Qutub Minar is located in Mehrauli area of South Delhi city in India, the world’s tallest tower built of brick. Its height is 72.5 meters (237.86 feet) and diameter is 14.3 meters, which goes up to 2.75 meters (9.02 feet) on the summit.
Discover the fascinating history of the Qutub Minar, a symbol of Delhi’s rich cultural heritage
There are 379 staircases in this There are many excellent specimens of Indian art in the compound made around the minaret, many of which are in its construction period 1193 or earlier. This complex has been approved by UNESCO as World Heritage.
History: 72.5 meters (237.86 feet) wide Qutub Minar, the world’s highest brick built state (minaret).Inspired by the jam’s tower, and in the desire to move beyond it, Delhi’s first Muslim ruler, Qutbuddin Aibak, started the construction of the Qutub Minar in 1193, but only found its basis.
His successor, Iltutmish, increased the three floors in it and in 1368 Firoz Shah Tughlaq built the fifth and final floor. Changes in architecture and architectural style from Aibak to Tughlaq, can be seen here clearly.
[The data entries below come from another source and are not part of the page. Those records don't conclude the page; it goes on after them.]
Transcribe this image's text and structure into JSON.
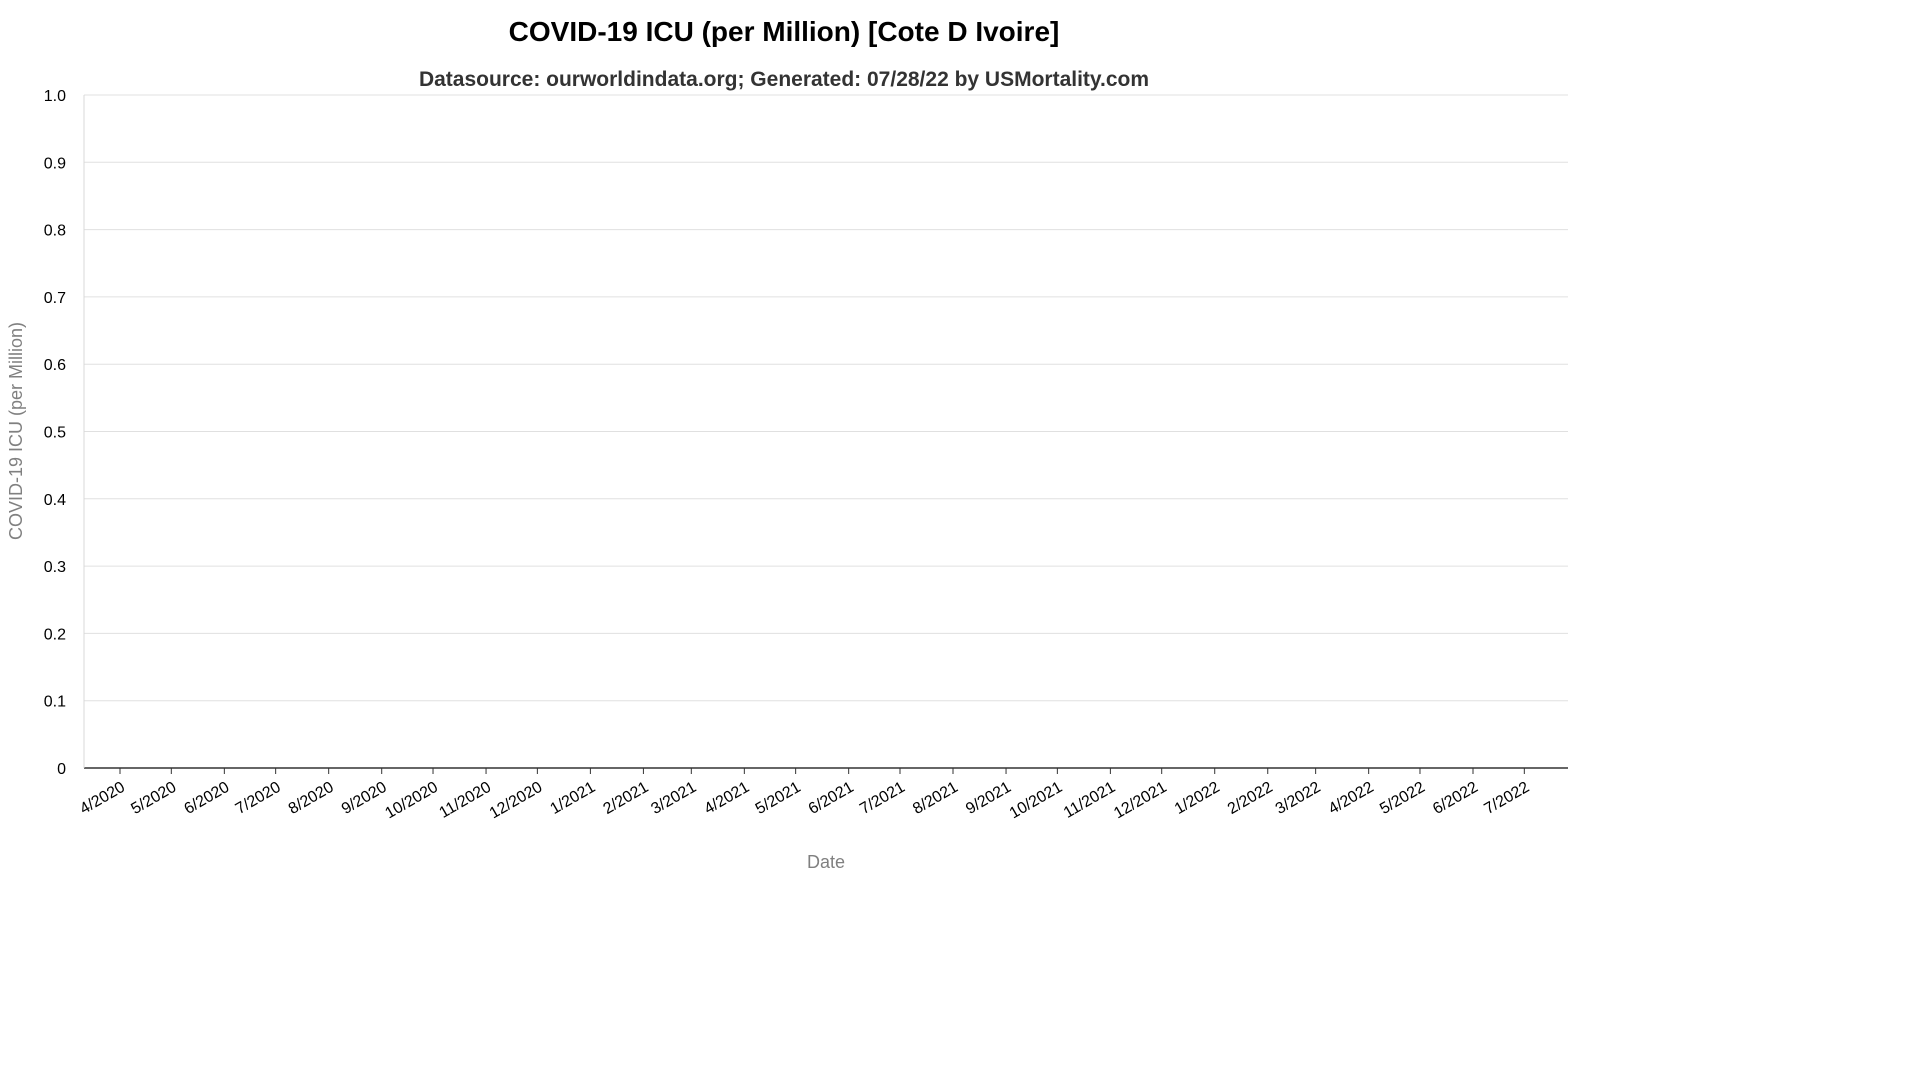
{
  "chart_data": {
    "type": "line",
    "title": "COVID-19 ICU (per Million) [Cote D Ivoire]",
    "subtitle": "Datasource: ourworldindata.org; Generated: 07/28/22 by USMortality.com",
    "xlabel": "Date",
    "ylabel": "COVID-19 ICU (per Million)",
    "ylim": [
      0,
      1.0
    ],
    "y_ticks": [
      "0",
      "0.1",
      "0.2",
      "0.3",
      "0.4",
      "0.5",
      "0.6",
      "0.7",
      "0.8",
      "0.9",
      "1.0"
    ],
    "x_ticks": [
      "4/2020",
      "5/2020",
      "6/2020",
      "7/2020",
      "8/2020",
      "9/2020",
      "10/2020",
      "11/2020",
      "12/2020",
      "1/2021",
      "2/2021",
      "3/2021",
      "4/2021",
      "5/2021",
      "6/2021",
      "7/2021",
      "8/2021",
      "9/2021",
      "10/2021",
      "11/2021",
      "12/2021",
      "1/2022",
      "2/2022",
      "3/2022",
      "4/2022",
      "5/2022",
      "6/2022",
      "7/2022"
    ],
    "grid": true,
    "series": []
  }
}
The tower is made of red sandstone, on which the fine vertex of the verses of the Quran and the flowering of the vines has been done. Qutub Minar is built on ancient ruins of Lalkot, ancient fort of Delhi city, Dhillika. Dhillika was the capital of the last Hindu kings of Tomar and Chauhan.
About Delhi Qutub Minar
It is said about the construction objective of this tower, that it is made in the form of Ajwain, inspection, and protection from the Quwait-ul-Islam mosque or symbolizing the victory of Islam on Delhi. There is also a dispute about its name.
Some archaeologists believe that its name came under the name of the first Turkish Sultan Qutbuddin Aibek, while some believe that its name is named after the famous saint Qutbuddin Bakhtiyar Kakki of Baghdad, who came to live in India.
Iltutmish respected them very much, hence the name given to Qutub Minar. According to its inscription, it was repaired by Feroz Shah Tughlaq (1351-88) and Sikandar Lodhi (148 9-1517). Major R. Smith revitalized it in 1829.